An excerpt from Jim Perkinson’s sermon on John 6 during the Summer of 2018 called “I Am Wind.”
“God” in Hebrew writ, as we have it from Genesis to Malachi, is double-named, a hyphen-Deity, Elohim of the cool, wet coastal mountains, YHWH of the hot sands south and east. And this is likely because Israel was a hyphen-people, a mixed lot, a creole crowd, partly composed of pastoral nomads following Moses and Joshua, coming into Canaan from the forty years of desert wandering, once crossing the Jordan from the east, joining with rebelling Canaanite peasants, going feral up in the central highlands from seaboard cities on the Mediterranean to the west. A motley crew, each group bringing their God into the stewpot, a Midianite-Canaanite mix, worshipping a YHWH-Elohim amalgam of deities. YHWH is a dust-storm deity encountered by a renegade herder horde on a Sinai desert mountain in lightning and thunder. Elohim is a rain-storm deity encountered by an outlaw peasant crowd on a Canaanite coastal mountain in lightning and thunder. One flashes over the vastness of sand; the other over the expanse of sea. And though the name YHWH comes to predominate, Elohim remains in use more than 2500 times in the Hebrew text.
We could go on if there were time. The word for Wind in Hebrew is “ruach,” which also means “Air,” “Breath,” “Spirit.” Gendered female. These are not fully separable ideas. For many indigenous and antique peoples, the Spirit-World is the Natural World, especially in its fluidity as Air, Wind, Breath. It is not so much the case that the Spirit is in us, as it is we are in the Spirit. It moves through and among us all the time.
Everything is breathing Spirit, in and out, every second. And the bodies that navigate the realm of air, the bodies exquisitely attuned to sense every nuance of wind wafting, whispering, upwelling, down-blowing, scudding or sheering—birds—are quintessentially Spirit-Messengers in culture after culture. We, in the biblical tradition, just freeze-frame them and call them “angels”—winged creatures that sing, and bring messages from heaven!

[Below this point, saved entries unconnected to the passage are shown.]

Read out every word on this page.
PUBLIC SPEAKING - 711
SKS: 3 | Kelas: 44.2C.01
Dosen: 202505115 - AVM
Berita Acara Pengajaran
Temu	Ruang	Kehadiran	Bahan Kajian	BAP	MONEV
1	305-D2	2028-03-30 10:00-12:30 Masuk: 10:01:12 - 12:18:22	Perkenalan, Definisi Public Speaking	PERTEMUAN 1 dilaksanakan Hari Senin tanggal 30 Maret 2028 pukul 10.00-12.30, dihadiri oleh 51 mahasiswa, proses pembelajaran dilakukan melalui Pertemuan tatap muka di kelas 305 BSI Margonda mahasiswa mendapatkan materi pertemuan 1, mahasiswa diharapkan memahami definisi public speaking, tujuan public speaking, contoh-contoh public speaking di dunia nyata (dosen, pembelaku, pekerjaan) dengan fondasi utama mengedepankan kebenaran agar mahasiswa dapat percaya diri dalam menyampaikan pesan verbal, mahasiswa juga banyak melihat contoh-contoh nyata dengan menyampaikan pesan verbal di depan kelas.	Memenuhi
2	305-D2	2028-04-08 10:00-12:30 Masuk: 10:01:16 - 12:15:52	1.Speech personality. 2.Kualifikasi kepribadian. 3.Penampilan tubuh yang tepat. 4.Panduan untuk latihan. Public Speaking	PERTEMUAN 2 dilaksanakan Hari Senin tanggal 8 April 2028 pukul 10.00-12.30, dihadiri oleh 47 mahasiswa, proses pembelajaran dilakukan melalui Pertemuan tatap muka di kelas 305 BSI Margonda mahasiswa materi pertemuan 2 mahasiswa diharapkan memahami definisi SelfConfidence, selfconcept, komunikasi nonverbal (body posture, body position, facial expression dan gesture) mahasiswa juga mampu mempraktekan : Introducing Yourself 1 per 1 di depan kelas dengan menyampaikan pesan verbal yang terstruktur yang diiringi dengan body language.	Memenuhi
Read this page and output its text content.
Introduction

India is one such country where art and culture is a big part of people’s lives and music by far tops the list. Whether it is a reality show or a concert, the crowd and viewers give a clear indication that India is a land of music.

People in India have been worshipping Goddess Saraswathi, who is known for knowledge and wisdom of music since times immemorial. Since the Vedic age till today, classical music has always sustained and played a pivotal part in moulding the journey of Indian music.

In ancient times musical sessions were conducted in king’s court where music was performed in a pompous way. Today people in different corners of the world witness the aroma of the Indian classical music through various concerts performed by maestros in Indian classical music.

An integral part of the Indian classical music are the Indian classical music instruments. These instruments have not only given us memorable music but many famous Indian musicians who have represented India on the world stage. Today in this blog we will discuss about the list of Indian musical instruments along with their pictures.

It is the Wind-Spirit that hovers, Dove-like, over the Great Waters of Chaos in Creation in Genesis 1. It is that same hovering Spirit-Wind-Dove that blows back the Red Sea waters for the escaping slaves. It is the Wind-Cruising-Dove that Noah sends forth from the water-bound ark to find land. It is that Dove-Bodied-One who falls on Jesus coming up from Jordan waters, as the Holy Spirit incarnate, says Luke. God as Dove-Animal, shaped by Wind-Air-Breath, tutoring the Messiah in his wilderness vision-quest and then accompanying him at every step along the way as that Spirit-Bird-Familiar by which he confronts demons and exposes Principalities. Spirit-Wind, if you want, as the Third Person of the Trinity, moving in and out of us and of every other living thing on the planet, at every millisecond!